The Bradley Curve, Safety Maturity
A four-stage maturity model for safety culture: Reactive → Dependent → Independent → Interdependent. The most useful diagnostic I know for figuring out what to invest in next, and what would just be wasted.
Most safety programmes fail because they’re sized for a culture that doesn’t exist yet. The Bradley Curve is the diagnostic that prevents that.
The model identifies four stages of safety maturity, and each stage requires a different set of interventions to move forward. Skipping a stage doesn’t accelerate progress, it produces a programme that the culture rejects.
Stage 1, Reactive. Safety is what happens after an incident. Compliance is treated as a tax. Workers see safety as the safety team’s job. Investment that works at this stage: clear rules, basic PPE, incident investigation, leadership visibility.
Stage 2, Dependent. Safety is enforced from above.

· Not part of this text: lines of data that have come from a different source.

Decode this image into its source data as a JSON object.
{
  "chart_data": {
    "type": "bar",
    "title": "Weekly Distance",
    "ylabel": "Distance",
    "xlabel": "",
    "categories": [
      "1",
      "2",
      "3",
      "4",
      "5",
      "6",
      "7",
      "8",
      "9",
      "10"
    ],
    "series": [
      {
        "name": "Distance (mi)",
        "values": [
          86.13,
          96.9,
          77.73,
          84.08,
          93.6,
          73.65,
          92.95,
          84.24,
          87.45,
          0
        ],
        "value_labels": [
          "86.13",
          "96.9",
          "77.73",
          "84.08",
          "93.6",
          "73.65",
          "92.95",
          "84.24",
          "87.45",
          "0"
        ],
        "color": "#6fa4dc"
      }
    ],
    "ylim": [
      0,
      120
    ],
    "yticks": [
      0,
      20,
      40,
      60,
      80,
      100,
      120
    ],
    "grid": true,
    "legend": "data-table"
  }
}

Workers comply because they’re told to. The improvement curve is driven by supervision and consequences. Investment that works: structured procedures, supervisor training, observation programmes, recognition tied to compliance.

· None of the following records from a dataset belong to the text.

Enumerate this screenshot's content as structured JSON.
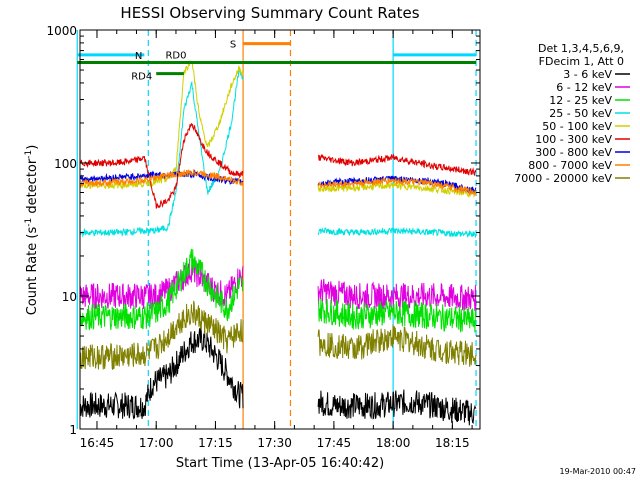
{
  "chart_data": {
    "type": "line",
    "title": "HESSI Observing Summary Count Rates",
    "xlabel": "Start Time (13-Apr-05 16:40:42)",
    "ylabel": "Count Rate (s⁻¹ detector⁻¹)",
    "ylabel_main": "Count Rate (s",
    "ylabel_sup1": "-1",
    "ylabel_mid": " detector",
    "ylabel_sup2": "-1",
    "ylabel_end": ")",
    "xlim": [
      "16:40:42",
      "18:22:00"
    ],
    "ylim": [
      1,
      1000
    ],
    "yscale": "log",
    "grid": false,
    "legend_position": "right",
    "x_ticks": [
      "16:45",
      "17:00",
      "17:15",
      "17:30",
      "17:45",
      "18:00",
      "18:15"
    ],
    "y_ticks": [
      "1",
      "10",
      "100",
      "1000"
    ],
    "legend_header": [
      "Det 1,3,4,5,6,9,",
      "FDecim 1, Att 0"
    ],
    "data_gap": [
      "17:22",
      "17:41"
    ],
    "series": [
      {
        "name": "3 - 6 keV",
        "color": "#000000",
        "x": [
          "16:40",
          "16:57",
          "16:59",
          "17:03",
          "17:06",
          "17:09",
          "17:12",
          "17:15",
          "17:18",
          "17:21",
          "17:41",
          "17:45",
          "17:55",
          "18:05",
          "18:15",
          "18:21"
        ],
        "values": [
          1.5,
          1.5,
          2.2,
          2.5,
          3.4,
          4.6,
          4.7,
          3.6,
          2.6,
          1.8,
          1.6,
          1.5,
          1.5,
          1.6,
          1.4,
          1.3
        ]
      },
      {
        "name": "6 - 12 keV",
        "color": "#e000e0",
        "x": [
          "16:40",
          "16:50",
          "16:57",
          "17:00",
          "17:03",
          "17:06",
          "17:09",
          "17:12",
          "17:15",
          "17:18",
          "17:21",
          "17:41",
          "17:50",
          "18:00",
          "18:10",
          "18:21"
        ],
        "values": [
          10,
          10,
          10,
          10,
          11,
          13,
          16,
          13,
          11,
          10,
          14,
          11,
          10,
          10,
          10,
          9.6
        ]
      },
      {
        "name": "12 - 25 keV",
        "color": "#00e000",
        "x": [
          "16:40",
          "16:50",
          "16:57",
          "17:00",
          "17:03",
          "17:06",
          "17:09",
          "17:12",
          "17:15",
          "17:18",
          "17:21",
          "17:41",
          "17:50",
          "18:00",
          "18:10",
          "18:21"
        ],
        "values": [
          7,
          7,
          7,
          7.5,
          9,
          13,
          19,
          14,
          10,
          8,
          12,
          8,
          7,
          7.5,
          7,
          6.5
        ]
      },
      {
        "name": "25 - 50 keV",
        "color": "#00e0e0",
        "x": [
          "16:40",
          "16:50",
          "16:57",
          "17:00",
          "17:03",
          "17:05",
          "17:07",
          "17:09",
          "17:11",
          "17:13",
          "17:16",
          "17:19",
          "17:21",
          "17:41",
          "17:50",
          "18:00",
          "18:10",
          "18:21"
        ],
        "values": [
          30,
          30,
          31,
          31,
          33,
          60,
          250,
          400,
          150,
          60,
          85,
          200,
          500,
          31,
          30,
          31,
          30,
          29
        ]
      },
      {
        "name": "50 - 100 keV",
        "color": "#d0d000",
        "x": [
          "16:40",
          "16:50",
          "16:57",
          "17:00",
          "17:03",
          "17:05",
          "17:07",
          "17:09",
          "17:11",
          "17:13",
          "17:16",
          "17:19",
          "17:21",
          "17:41",
          "17:50",
          "18:00",
          "18:10",
          "18:21"
        ],
        "values": [
          68,
          68,
          70,
          72,
          76,
          90,
          480,
          600,
          220,
          130,
          200,
          380,
          520,
          64,
          65,
          68,
          64,
          58
        ]
      },
      {
        "name": "100 - 300 keV",
        "color": "#e00000",
        "x": [
          "16:40",
          "16:50",
          "16:55",
          "16:57",
          "17:00",
          "17:03",
          "17:05",
          "17:07",
          "17:09",
          "17:11",
          "17:13",
          "17:16",
          "17:19",
          "17:21",
          "17:41",
          "17:50",
          "18:00",
          "18:10",
          "18:21"
        ],
        "values": [
          100,
          100,
          105,
          110,
          48,
          52,
          65,
          150,
          200,
          150,
          120,
          100,
          85,
          82,
          110,
          100,
          110,
          95,
          85
        ]
      },
      {
        "name": "300 - 800 keV",
        "color": "#0000e0",
        "x": [
          "16:40",
          "16:50",
          "16:57",
          "17:00",
          "17:05",
          "17:10",
          "17:15",
          "17:21",
          "17:41",
          "17:50",
          "18:00",
          "18:10",
          "18:21"
        ],
        "values": [
          75,
          78,
          80,
          82,
          82,
          82,
          76,
          72,
          70,
          73,
          76,
          73,
          62
        ]
      },
      {
        "name": "800 - 7000 keV",
        "color": "#ff8000",
        "x": [
          "16:40",
          "16:50",
          "16:57",
          "17:00",
          "17:05",
          "17:10",
          "17:15",
          "17:21",
          "17:41",
          "17:50",
          "18:00",
          "18:10",
          "18:21"
        ],
        "values": [
          70,
          72,
          74,
          78,
          82,
          85,
          80,
          72,
          68,
          70,
          74,
          70,
          60
        ]
      },
      {
        "name": "7000 - 20000 keV",
        "color": "#808000",
        "x": [
          "16:40",
          "16:50",
          "16:57",
          "17:00",
          "17:03",
          "17:06",
          "17:09",
          "17:12",
          "17:15",
          "17:18",
          "17:21",
          "17:41",
          "17:50",
          "18:00",
          "18:10",
          "18:21"
        ],
        "values": [
          3.5,
          3.5,
          3.6,
          4,
          5,
          6.5,
          7.5,
          6.5,
          5.5,
          4.5,
          5.5,
          4.5,
          4,
          5,
          4,
          3.6
        ]
      }
    ],
    "annotations": [
      {
        "label": "N",
        "color": "#00d8ff",
        "x_from": "16:40",
        "x_to": "16:57",
        "y": 650
      },
      {
        "label": "",
        "color": "#00d8ff",
        "x_from": "18:00",
        "x_to": "18:21",
        "y": 650
      },
      {
        "label": "S",
        "color": "#ff8000",
        "x_from": "17:22",
        "x_to": "17:34",
        "y": 790
      },
      {
        "label": "RD0",
        "color": "#008000",
        "x_from": "16:40",
        "x_to": "18:21",
        "y": 570
      },
      {
        "label": "RD4",
        "color": "#008000",
        "x_from": "17:00",
        "x_to": "17:07",
        "y": 470
      }
    ],
    "vlines": [
      {
        "x": "16:40",
        "color": "#00d8ff",
        "style": "solid"
      },
      {
        "x": "16:58",
        "color": "#00d8ff",
        "style": "dashed"
      },
      {
        "x": "17:22",
        "color": "#ff8000",
        "style": "solid"
      },
      {
        "x": "17:34",
        "color": "#ff8000",
        "style": "dashed"
      },
      {
        "x": "18:00",
        "color": "#00d8ff",
        "style": "solid"
      },
      {
        "x": "18:21",
        "color": "#00d8ff",
        "style": "dashed"
      }
    ]
  },
  "footer": {
    "timestamp": "19-Mar-2010 00:47"
  }
}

Stage 3, Independent. Workers take ownership of their own safety. Hazard recognition is internalised. The improvement curve is driven by personal accountability. Investment that works: behaviour-based safety, individual coaching, hazard recognition training, near-miss reporting culture.

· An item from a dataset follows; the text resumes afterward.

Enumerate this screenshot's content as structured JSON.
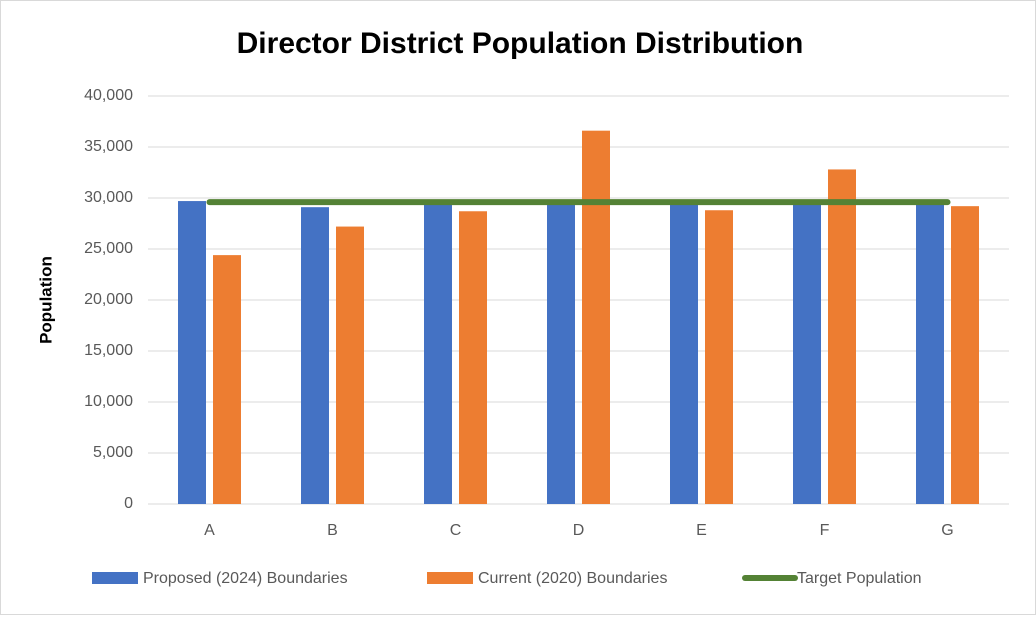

Stage 4, Interdependent. Workers take ownership of each other’s safety. The team becomes the unit of accountability. Improvement is driven by peer engagement and collective learning. Investment that works: peer-to-peer observations, team-based incident learning, advanced safety leadership development.
The diagnostic value is in two questions: what stage are we actually in, and what investment matches that stage. Most programmes that fail are trying to install Stage 4 interventions in a Stage 2 culture. The interventions are good. The culture isn’t ready. The result is a great programme that nobody adopts.
I use this with safety leadership teams to size investment realistically and to sequence the journey honestly. It is, as far as I can tell, the most useful single model in safety transformation work.
Originally developed at DuPont; widely used in safety transformation work.